England international and Golden Boot winner Jack Brown has been involved in wheelchair rugby league in this country since its inception and is delighted to see how the sport continues to develop ahead of a home Rugby World Cup in November .
By Marc Bazeley
Last update: 08/15/22 8:30 p.m.
By his own admission, Jack Brown was never a great sportsman in his youth. It makes his rise to being recognized with the award for the world’s best wheelchair rugby league player all the more impressive.
Brown first took up wheelchair basketball and later the equivalent of rugby league as both offered the opportunity to share an activity on equal terms with his younger brother Harry, who lost both legs to meningitis as a baby.
Their sporting careers have since diverged, with his brother now a full-time member of Great Britain’s wheelchair basketball team, but those early years of terrorizing opposing teams rather than each other put them both on paths they never imagined were possible to descend. .
“We weren’t very big sports fans at all,” Jack said. sky sports. “We had played a little wheelchair basketball together, but I wouldn’t say we were fans of it either.
“We were very lucky to have the opportunity to play together and be part of something like this. That’s where our love for the activity and the sport grew.
“In high school I was the kid who found a hiding place for PE and didn’t get involved, but now it’s completely turned around and that’s what sports can do for everyone.
“We hated each other at home, so going to the basketball or rugby court was where we could connect without being in love.”
Highlights from England’s Wheelchair Rugby League win over France in Manchester in June
Brown, along with Martin Norris, is one of the players aiming to make it into this fall’s Wheelchair Rugby World Cup in England who were part of the national team when they debuted. Indeed, Brown starred in their first international comeback in 2005.
The Halifax native now resides in Australia where he is at the forefront of the development of the sport in the state of Queensland and in January 2020 he was recognized for his achievements on the pitch by being named the inaugural winner of the Wheelchair golden shoe.
The Covid-19 pandemic has stalled the sport’s development, but the return of international matches last year has helped wheelchair rugby league pick up where it left off and Brown is delighted to have been a part of it. of those formative years.
“It’s almost like you take the sport itself as your baby and it’s like watching a child grow,” Brown said.
In high school, I was the kid who found a hiding place for PE and didn’t get involved, but now that’s completely turned around and that’s what sports can do for everyone.

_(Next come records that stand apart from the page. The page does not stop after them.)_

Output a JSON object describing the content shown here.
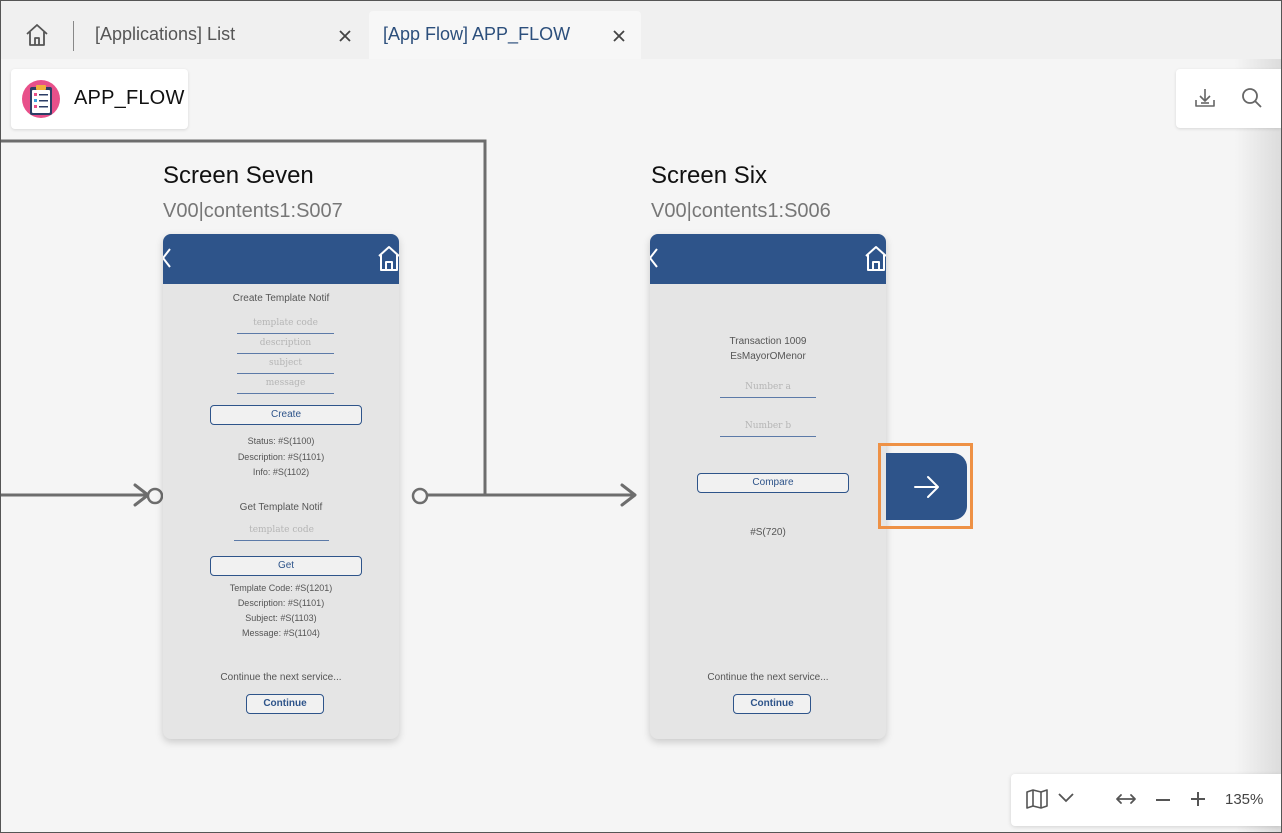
{
  "tabs": [
    {
      "label": "[Applications] List",
      "active": false
    },
    {
      "label": "[App Flow] APP_FLOW",
      "active": true
    }
  ],
  "app": {
    "title": "APP_FLOW"
  },
  "screens": [
    {
      "title": "Screen Seven",
      "code": "V00|contents1:S007",
      "header_text": "Create Template Notif",
      "fields": [
        "template code",
        "description",
        "subject",
        "message"
      ],
      "create_button": "Create",
      "create_results": [
        "Status: #S(1100)",
        "Description: #S(1101)",
        "Info: #S(1102)"
      ],
      "get_header": "Get Template Notif",
      "get_field": "template code",
      "get_button": "Get",
      "get_results": [
        "Template Code: #S(1201)",
        "Description: #S(1101)",
        "Subject: #S(1103)",
        "Message: #S(1104)"
      ],
      "footer_text": "Continue the next service...",
      "continue_button": "Continue"
    },
    {
      "title": "Screen Six",
      "code": "V00|contents1:S006",
      "header_line1": "Transaction 1009",
      "header_line2": "EsMayorOMenor",
      "fields": [
        "Number a",
        "Number b"
      ],
      "compare_button": "Compare",
      "result": "#S(720)",
      "footer_text": "Continue the next service...",
      "continue_button": "Continue"
    }
  ],
  "zoom": {
    "level": "135%"
  },
  "colors": {
    "accent": "#2e548a",
    "highlight": "#ee9145",
    "tab_active": "#2c4f7c"
  },
  "icons": [
    "home-icon",
    "close-icon",
    "checklist-icon",
    "download-icon",
    "search-icon",
    "back-icon",
    "arrow-right-icon",
    "map-icon",
    "chevron-down-icon",
    "fit-width-icon",
    "zoom-out-icon",
    "zoom-in-icon"
  ]
}
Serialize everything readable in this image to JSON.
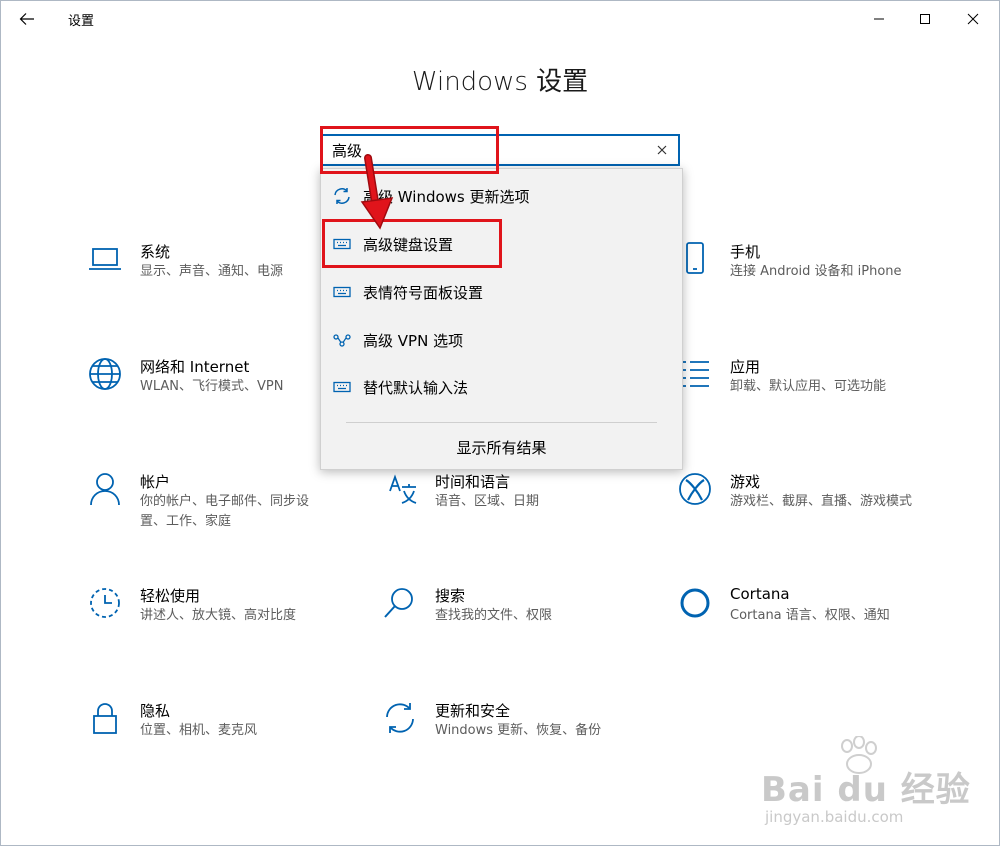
{
  "titlebar": {
    "title": "设置"
  },
  "page_title": "Windows 设置",
  "search": {
    "value": "高级",
    "placeholder": ""
  },
  "dropdown": {
    "items": [
      {
        "label": "高级 Windows 更新选项",
        "icon": "refresh-icon"
      },
      {
        "label": "高级键盘设置",
        "icon": "keyboard-icon"
      },
      {
        "label": "表情符号面板设置",
        "icon": "keyboard-icon"
      },
      {
        "label": "高级 VPN 选项",
        "icon": "vpn-icon"
      },
      {
        "label": "替代默认输入法",
        "icon": "keyboard-icon"
      }
    ],
    "show_all": "显示所有结果"
  },
  "tiles": [
    {
      "title": "系统",
      "desc": "显示、声音、通知、电源",
      "icon": "laptop-icon"
    },
    {
      "title": "手机",
      "desc": "连接 Android 设备和 iPhone",
      "icon": "phone-icon"
    },
    {
      "title": "网络和 Internet",
      "desc": "WLAN、飞行模式、VPN",
      "icon": "globe-icon"
    },
    {
      "title": "应用",
      "desc": "卸载、默认应用、可选功能",
      "icon": "apps-icon"
    },
    {
      "title": "帐户",
      "desc": "你的帐户、电子邮件、同步设置、工作、家庭",
      "icon": "person-icon"
    },
    {
      "title": "时间和语言",
      "desc": "语音、区域、日期",
      "icon": "time-language-icon"
    },
    {
      "title": "游戏",
      "desc": "游戏栏、截屏、直播、游戏模式",
      "icon": "xbox-icon"
    },
    {
      "title": "轻松使用",
      "desc": "讲述人、放大镜、高对比度",
      "icon": "ease-of-access-icon"
    },
    {
      "title": "搜索",
      "desc": "查找我的文件、权限",
      "icon": "search-icon"
    },
    {
      "title": "Cortana",
      "desc": "Cortana 语言、权限、通知",
      "icon": "cortana-icon"
    },
    {
      "title": "隐私",
      "desc": "位置、相机、麦克风",
      "icon": "lock-icon"
    },
    {
      "title": "更新和安全",
      "desc": "Windows 更新、恢复、备份",
      "icon": "update-icon"
    }
  ],
  "watermark": {
    "brand": "Bai du 经验",
    "url": "jingyan.baidu.com"
  },
  "colors": {
    "accent": "#0063b1",
    "annotation": "#e0141b"
  }
}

“It’s almost at this point now that you don’t need me to take care of you anymore, you’re all adults now and you’re teaching me things. As a sport in itself it has matured and become a adult.
“It’s an inclusive sport and anyone can play it, and it’s really taken to another level in Queensland.
“It’s really good for [Australia’s] development, which is good for the World Cup. It makes our job as England more difficult, but it’s really good.”
England’s recent training camp as part of preparations for this year’s World Cup, which begins at the Copper Box on November 3 with a double Group A match that sees England take on Australia and Ireland face Spain, marked the first time Brown had been able to reunite with the team since the start of the pandemic.
Although it has been more than two years since he last met his compatriots and missed June’s 62-48 win over World Cup holders France, Brown has settled in comfortably and relishes already the prospect of participating in a home tournament in which England will try to snatch the title from the defending champions.
“It’s been really good seeing everyone again,” Brown said. “When you come back into the environment, they’re a good group and not much has changed.
“The World Cup is going to be great. Being back at camp reminded me of what a great group we have here and all the characters we have.
“Being in this environment is like a drug. I really feed off the energy of these players.”